Restrictive cardiomyopathy in a patient with primary hyperoxaluria type II

Abstract

This is the first report of a cardiac manifestation of a primary hyperoxaluria type II (PH II) with the hemodynamic characteristics of a severe restrictive cardiomyopathy. PH II is a rare inherited metabolic disease characterized by a deficiency of D-glycerate dehydrogenase, which has also glyoxylate reductase activity. This defect causes an accumulation of hydroxypyruvate the precursor of oxalate. The renal excretion of oxalate is impaired causing a deposition of oxalate mainly in the kidneys. To date, less than fifty cases have been reported. Systemic oxalosis in PH II is an occasional finding; thus far, myocardial oxalosis due to PH II has never been reported. Described is the case of a 41 year old male with renal failure and severe neuropathy of unknown cause, who underwent endomyocardial biopsy under the suspicion of cardiac amyloidosis.
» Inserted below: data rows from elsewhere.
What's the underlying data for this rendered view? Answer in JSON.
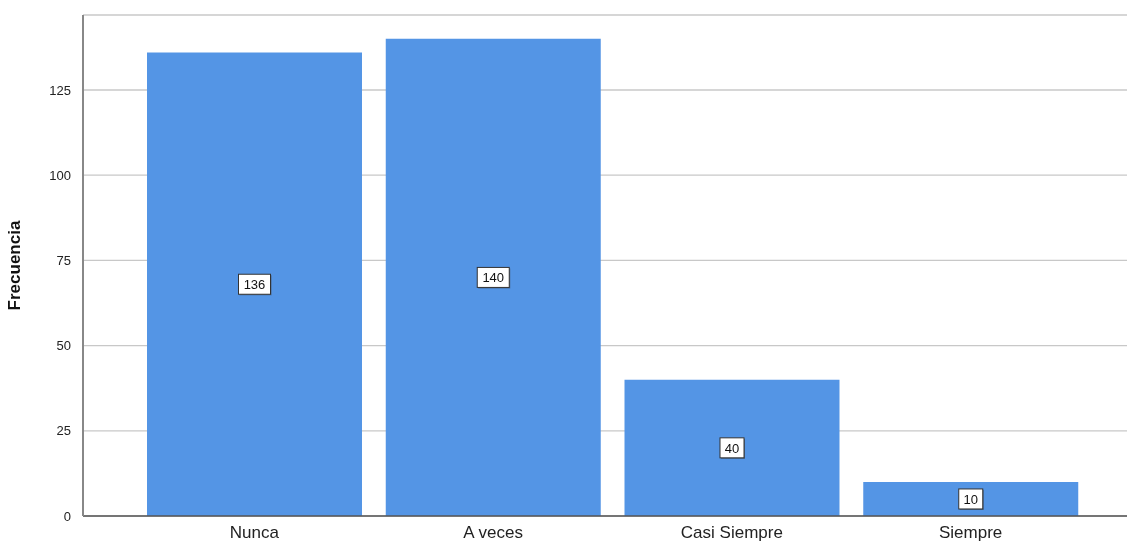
{
  "chart_data": {
    "type": "bar",
    "ylabel": "Frecuencia",
    "categories": [
      "Nunca",
      "A veces",
      "Casi Siempre",
      "Siempre"
    ],
    "values": [
      136,
      140,
      40,
      10
    ],
    "color": "#5495e5",
    "ylim": [
      0,
      147
    ],
    "yticks": [
      0,
      25,
      50,
      75,
      100,
      125
    ],
    "grid": "y",
    "data_labels": true
  }
}
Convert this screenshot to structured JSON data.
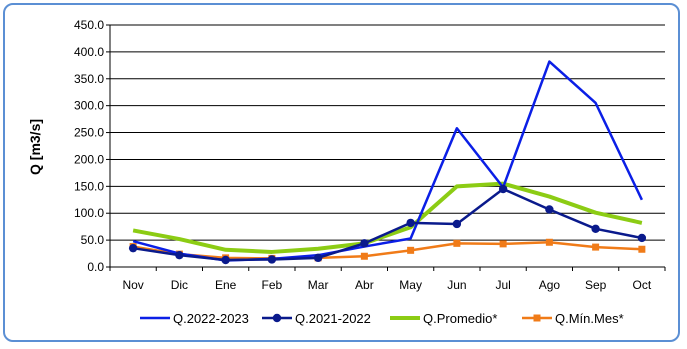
{
  "chart_data": {
    "type": "line",
    "title": "",
    "xlabel": "",
    "ylabel": "Q [m3/s]",
    "ylim": [
      0,
      450
    ],
    "ytick_step": 50,
    "ytick_labels": [
      "0.0",
      "50.0",
      "100.0",
      "150.0",
      "200.0",
      "250.0",
      "300.0",
      "350.0",
      "400.0",
      "450.0"
    ],
    "grid": true,
    "legend_position": "bottom",
    "categories": [
      "Nov",
      "Dic",
      "Ene",
      "Feb",
      "Mar",
      "Abr",
      "May",
      "Jun",
      "Jul",
      "Ago",
      "Sep",
      "Oct"
    ],
    "series": [
      {
        "name": "Q.2022-2023",
        "color": "#0b1fe6",
        "marker": "none",
        "values": [
          48,
          25,
          12,
          15,
          22,
          38,
          53,
          258,
          148,
          382,
          305,
          125
        ]
      },
      {
        "name": "Q.2021-2022",
        "color": "#0a1a8c",
        "marker": "circle",
        "values": [
          35,
          22,
          13,
          14,
          17,
          44,
          82,
          80,
          145,
          107,
          71,
          54
        ]
      },
      {
        "name": "Q.Promedio*",
        "color": "#8ccc14",
        "marker": "none",
        "values": [
          68,
          52,
          32,
          28,
          34,
          44,
          74,
          150,
          155,
          131,
          101,
          82
        ]
      },
      {
        "name": "Q.Mín.Mes*",
        "color": "#f07b18",
        "marker": "square",
        "values": [
          38,
          24,
          17,
          16,
          17,
          20,
          31,
          44,
          43,
          46,
          37,
          33
        ]
      }
    ]
  }
}
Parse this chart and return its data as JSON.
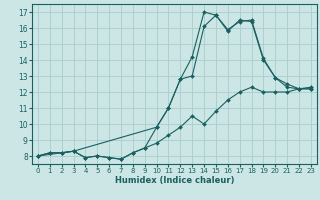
{
  "xlabel": "Humidex (Indice chaleur)",
  "xlim": [
    -0.5,
    23.5
  ],
  "ylim": [
    7.5,
    17.5
  ],
  "xticks": [
    0,
    1,
    2,
    3,
    4,
    5,
    6,
    7,
    8,
    9,
    10,
    11,
    12,
    13,
    14,
    15,
    16,
    17,
    18,
    19,
    20,
    21,
    22,
    23
  ],
  "yticks": [
    8,
    9,
    10,
    11,
    12,
    13,
    14,
    15,
    16,
    17
  ],
  "bg_color": "#cce5e5",
  "grid_color": "#aacccc",
  "line_color": "#1a6060",
  "line1_x": [
    0,
    1,
    2,
    3,
    4,
    5,
    6,
    7,
    8,
    9,
    10,
    11,
    12,
    13,
    14,
    15,
    16,
    17,
    18,
    19,
    20,
    21,
    22,
    23
  ],
  "line1_y": [
    8.0,
    8.2,
    8.2,
    8.3,
    7.9,
    8.0,
    7.9,
    7.8,
    8.2,
    8.5,
    8.8,
    9.3,
    9.8,
    10.5,
    10.0,
    10.8,
    11.5,
    12.0,
    12.3,
    12.0,
    12.0,
    12.0,
    12.2,
    12.3
  ],
  "line2_x": [
    0,
    1,
    2,
    3,
    4,
    5,
    6,
    7,
    8,
    9,
    10,
    11,
    12,
    13,
    14,
    15,
    16,
    17,
    18,
    19,
    20,
    21,
    22,
    23
  ],
  "line2_y": [
    8.0,
    8.2,
    8.2,
    8.3,
    7.9,
    8.0,
    7.9,
    7.8,
    8.2,
    8.5,
    9.8,
    11.0,
    12.8,
    13.0,
    16.1,
    16.8,
    15.9,
    16.4,
    16.5,
    14.1,
    12.9,
    12.3,
    12.2,
    12.2
  ],
  "line3_x": [
    0,
    3,
    10,
    11,
    12,
    13,
    14,
    15,
    16,
    17,
    18,
    19,
    20,
    21,
    22,
    23
  ],
  "line3_y": [
    8.0,
    8.3,
    9.8,
    11.0,
    12.8,
    14.2,
    17.0,
    16.8,
    15.8,
    16.5,
    16.4,
    14.0,
    12.9,
    12.5,
    12.2,
    12.2
  ]
}
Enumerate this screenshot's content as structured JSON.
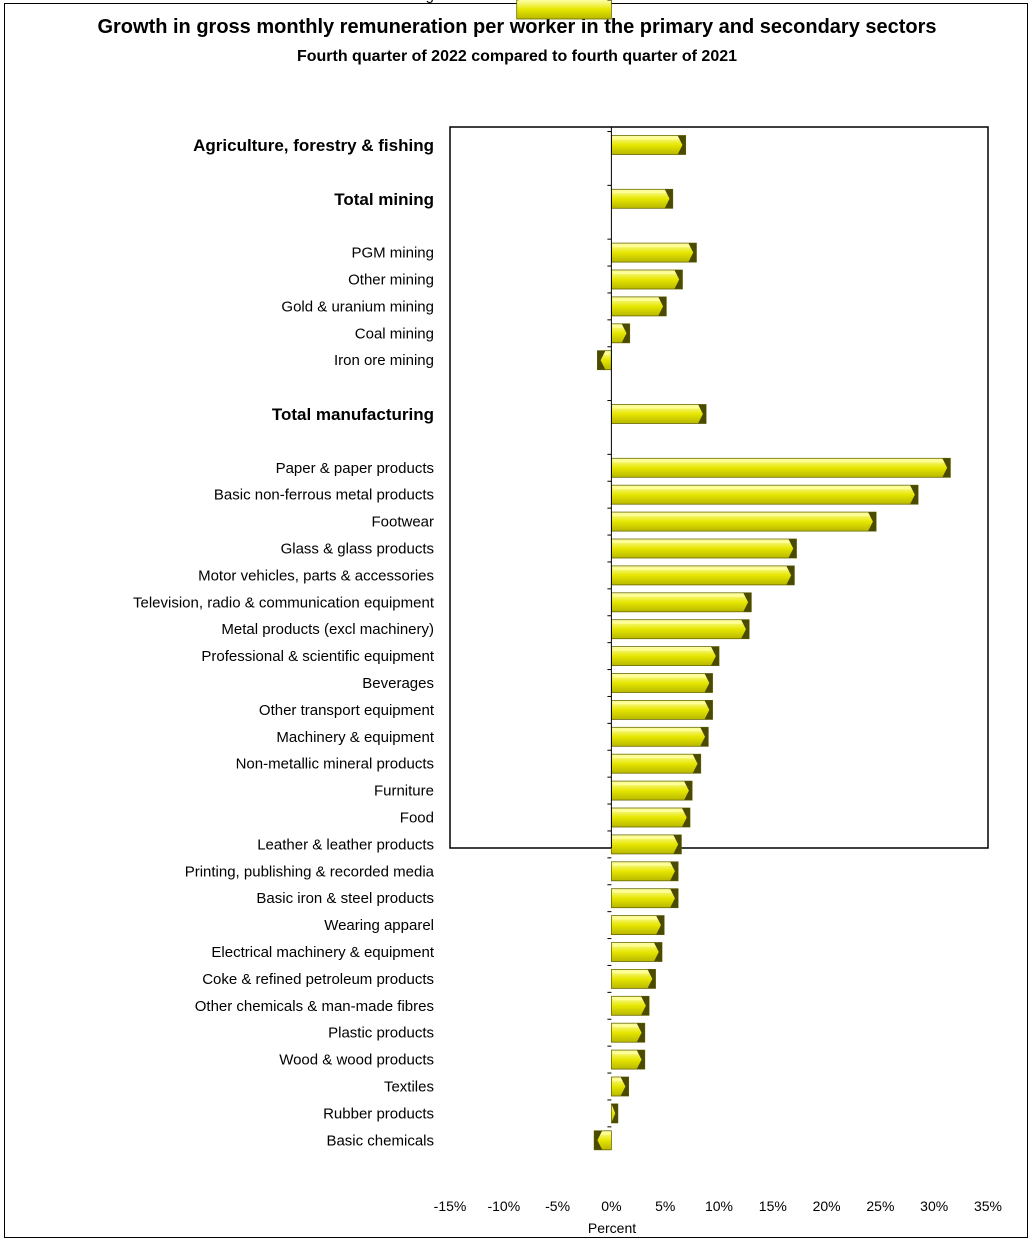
{
  "chart_data": {
    "type": "bar",
    "orientation": "horizontal",
    "title": "Growth in gross monthly remuneration per worker in the primary and secondary sectors",
    "subtitle": "Fourth quarter of 2022 compared to fourth quarter of 2021",
    "xlabel": "Percent",
    "ylabel": "",
    "xlim": [
      -15,
      35
    ],
    "xticks": [
      -15,
      -10,
      -5,
      0,
      5,
      10,
      15,
      20,
      25,
      30,
      35
    ],
    "tick_suffix": "%",
    "grid": false,
    "legend": "none",
    "bar_color": "#E6E600",
    "bar_highlight": "#FFFF99",
    "bar_shadow": "#4A4A00",
    "categories": [
      {
        "label": "Agriculture, forestry & fishing",
        "value": 6.9,
        "bold": true
      },
      {
        "label": "Total mining",
        "value": 5.7,
        "bold": true
      },
      {
        "label": "PGM mining",
        "value": 7.9,
        "bold": false
      },
      {
        "label": "Other mining",
        "value": 6.6,
        "bold": false
      },
      {
        "label": "Gold & uranium mining",
        "value": 5.1,
        "bold": false
      },
      {
        "label": "Coal mining",
        "value": 1.7,
        "bold": false
      },
      {
        "label": "Iron ore mining",
        "value": -1.3,
        "bold": false
      },
      {
        "label": "Total manufacturing",
        "value": 8.8,
        "bold": true
      },
      {
        "label": "Paper & paper products",
        "value": 31.5,
        "bold": false
      },
      {
        "label": "Basic non-ferrous metal products",
        "value": 28.5,
        "bold": false
      },
      {
        "label": "Footwear",
        "value": 24.6,
        "bold": false
      },
      {
        "label": "Glass & glass products",
        "value": 17.2,
        "bold": false
      },
      {
        "label": "Motor vehicles, parts & accessories",
        "value": 17.0,
        "bold": false
      },
      {
        "label": "Television, radio & communication equipment",
        "value": 13.0,
        "bold": false
      },
      {
        "label": "Metal products (excl machinery)",
        "value": 12.8,
        "bold": false
      },
      {
        "label": "Professional & scientific equipment",
        "value": 10.0,
        "bold": false
      },
      {
        "label": "Beverages",
        "value": 9.4,
        "bold": false
      },
      {
        "label": "Other transport equipment",
        "value": 9.4,
        "bold": false
      },
      {
        "label": "Machinery & equipment",
        "value": 9.0,
        "bold": false
      },
      {
        "label": "Non-metallic mineral products",
        "value": 8.3,
        "bold": false
      },
      {
        "label": "Furniture",
        "value": 7.5,
        "bold": false
      },
      {
        "label": "Food",
        "value": 7.3,
        "bold": false
      },
      {
        "label": "Leather & leather products",
        "value": 6.5,
        "bold": false
      },
      {
        "label": "Printing, publishing & recorded media",
        "value": 6.2,
        "bold": false
      },
      {
        "label": "Basic iron & steel products",
        "value": 6.2,
        "bold": false
      },
      {
        "label": "Wearing apparel",
        "value": 4.9,
        "bold": false
      },
      {
        "label": "Electrical machinery & equipment",
        "value": 4.7,
        "bold": false
      },
      {
        "label": "Coke & refined petroleum products",
        "value": 4.1,
        "bold": false
      },
      {
        "label": "Other chemicals & man-made fibres",
        "value": 3.5,
        "bold": false
      },
      {
        "label": "Plastic products",
        "value": 3.1,
        "bold": false
      },
      {
        "label": "Wood & wood products",
        "value": 3.1,
        "bold": false
      },
      {
        "label": "Textiles",
        "value": 1.6,
        "bold": false
      },
      {
        "label": "Rubber products",
        "value": 0.6,
        "bold": false
      },
      {
        "label": "Basic chemicals",
        "value": -1.6,
        "bold": false
      },
      {
        "label": "Other manufacturing",
        "value": -8.8,
        "bold": false
      }
    ]
  }
}
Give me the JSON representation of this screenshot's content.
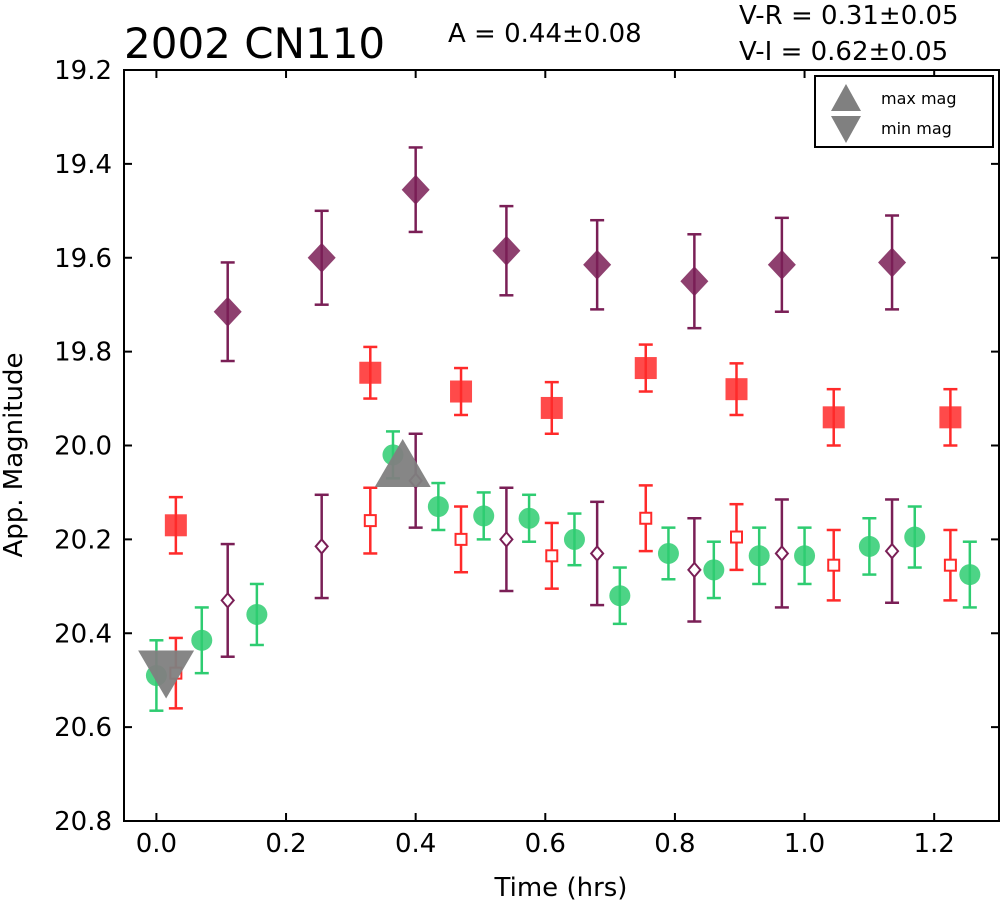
{
  "chart_data": {
    "type": "scatter",
    "title": "2002 CN110",
    "annotations": {
      "amplitude": "A  = 0.44±0.08",
      "v_r": "V-R = 0.31±0.05",
      "v_i": "V-I  = 0.62±0.05"
    },
    "xlabel": "Time (hrs)",
    "ylabel": "App. Magnitude",
    "xlim": [
      -0.05,
      1.3
    ],
    "ylim": [
      20.8,
      19.2
    ],
    "y_inverted": true,
    "xticks": [
      "0.0",
      "0.2",
      "0.4",
      "0.6",
      "0.8",
      "1.0",
      "1.2"
    ],
    "yticks": [
      "19.2",
      "19.4",
      "19.6",
      "19.8",
      "20.0",
      "20.2",
      "20.4",
      "20.6",
      "20.8"
    ],
    "grid": false,
    "legend_position": "top-right",
    "legend": [
      {
        "label": "max mag",
        "marker": "triangle-up",
        "color": "#808080"
      },
      {
        "label": "min mag",
        "marker": "triangle-down",
        "color": "#808080"
      }
    ],
    "series": [
      {
        "marker": "diamond-filled",
        "color": "#7a1f56",
        "x": [
          0.11,
          0.255,
          0.4,
          0.54,
          0.68,
          0.83,
          0.965,
          1.135
        ],
        "y": [
          19.715,
          19.6,
          19.455,
          19.585,
          19.615,
          19.65,
          19.615,
          19.61
        ],
        "err": [
          0.105,
          0.1,
          0.09,
          0.095,
          0.095,
          0.1,
          0.1,
          0.1
        ]
      },
      {
        "marker": "square-filled",
        "color": "#ff2a2a",
        "x": [
          0.03,
          0.33,
          0.47,
          0.61,
          0.755,
          0.895,
          1.045,
          1.225
        ],
        "y": [
          20.17,
          19.845,
          19.885,
          19.92,
          19.835,
          19.88,
          19.94,
          19.94
        ],
        "err": [
          0.06,
          0.055,
          0.05,
          0.055,
          0.05,
          0.055,
          0.06,
          0.06
        ]
      },
      {
        "marker": "circle-filled",
        "color": "#2ecc71",
        "x": [
          0.0,
          0.07,
          0.155,
          0.365,
          0.435,
          0.505,
          0.575,
          0.645,
          0.715,
          0.79,
          0.86,
          0.93,
          1.0,
          1.1,
          1.17,
          1.255
        ],
        "y": [
          20.49,
          20.415,
          20.36,
          20.02,
          20.13,
          20.15,
          20.155,
          20.2,
          20.32,
          20.23,
          20.265,
          20.235,
          20.235,
          20.215,
          20.195,
          20.275
        ],
        "err": [
          0.075,
          0.07,
          0.065,
          0.05,
          0.05,
          0.05,
          0.05,
          0.055,
          0.06,
          0.055,
          0.06,
          0.06,
          0.06,
          0.06,
          0.065,
          0.07
        ]
      },
      {
        "marker": "square-open",
        "color": "#ff2a2a",
        "x": [
          0.03,
          0.33,
          0.47,
          0.61,
          0.755,
          0.895,
          1.045,
          1.225
        ],
        "y": [
          20.485,
          20.16,
          20.2,
          20.235,
          20.155,
          20.195,
          20.255,
          20.255
        ],
        "err": [
          0.075,
          0.07,
          0.07,
          0.07,
          0.07,
          0.07,
          0.075,
          0.075
        ]
      },
      {
        "marker": "diamond-open",
        "color": "#7a1f56",
        "x": [
          0.11,
          0.255,
          0.4,
          0.54,
          0.68,
          0.83,
          0.965,
          1.135
        ],
        "y": [
          20.33,
          20.215,
          20.075,
          20.2,
          20.23,
          20.265,
          20.23,
          20.225
        ],
        "err": [
          0.12,
          0.11,
          0.1,
          0.11,
          0.11,
          0.11,
          0.115,
          0.11
        ]
      },
      {
        "marker": "triangle-up-large",
        "color": "#808080",
        "x": [
          0.38
        ],
        "y": [
          20.05
        ],
        "err": [
          0
        ]
      },
      {
        "marker": "triangle-down-large",
        "color": "#808080",
        "x": [
          0.015
        ],
        "y": [
          20.475
        ],
        "err": [
          0
        ]
      }
    ]
  }
}
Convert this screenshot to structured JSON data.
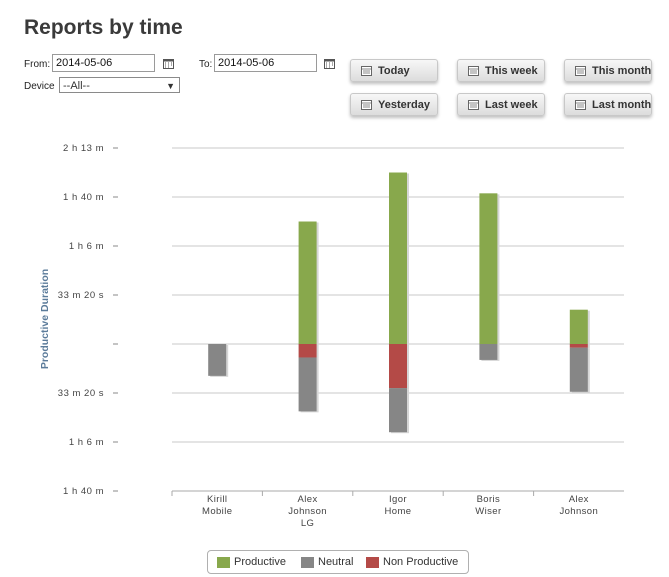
{
  "page": {
    "title": "Reports by time"
  },
  "filters": {
    "from_label": "From:",
    "from_value": "2014-05-06",
    "to_label": "To:",
    "to_value": "2014-05-06",
    "device_label": "Device",
    "device_value": "--All--"
  },
  "buttons": {
    "today": "Today",
    "this_week": "This week",
    "this_month": "This month",
    "yesterday": "Yesterday",
    "last_week": "Last week",
    "last_month": "Last month"
  },
  "colors": {
    "productive": "#88a84c",
    "neutral": "#868686",
    "non_productive": "#b44a47"
  },
  "chart_data": {
    "type": "bar",
    "stacked": true,
    "ylabel": "Productive Duration",
    "categories": [
      "Kirill\nMobile",
      "Alex\nJohnson\nLG",
      "Igor\nHome",
      "Boris\nWiser",
      "Alex\nJohnson"
    ],
    "y_ticks": [
      {
        "value": 8000,
        "label": "2 h 13 m"
      },
      {
        "value": 6000,
        "label": "1 h 40 m"
      },
      {
        "value": 4000,
        "label": "1 h 6 m"
      },
      {
        "value": 2000,
        "label": "33 m 20 s"
      },
      {
        "value": 0,
        "label": ""
      },
      {
        "value": -2000,
        "label": "33 m 20 s"
      },
      {
        "value": -4000,
        "label": "1 h 6 m"
      },
      {
        "value": -6000,
        "label": "1 h 40 m"
      }
    ],
    "ylim": [
      -6000,
      8000
    ],
    "grid": true,
    "legend_position": "bottom",
    "series": [
      {
        "name": "Productive",
        "values": [
          0,
          5000,
          7000,
          6150,
          1400
        ]
      },
      {
        "name": "Neutral",
        "values": [
          -1300,
          -2200,
          -1800,
          -650,
          -1800
        ]
      },
      {
        "name": "Non Productive",
        "values": [
          0,
          -550,
          -1800,
          0,
          -150
        ]
      }
    ]
  }
}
Echocardiography and cardiac catheterization showed a severe restrictive cardiomyopathy; endomyocardial biopsy established the diagnosis of oxalosis. Plasma oxalate levels were markedly increased, therefore a liver biopsy was performed. Immunoreactivity for D-glycerate dehydrogenase/ glyoxylate reductase was absent and activity of the enzyme was < 5% of normal. In summary, these findings established the diagnosis of a restrictive cardiomyopathy due to PH II.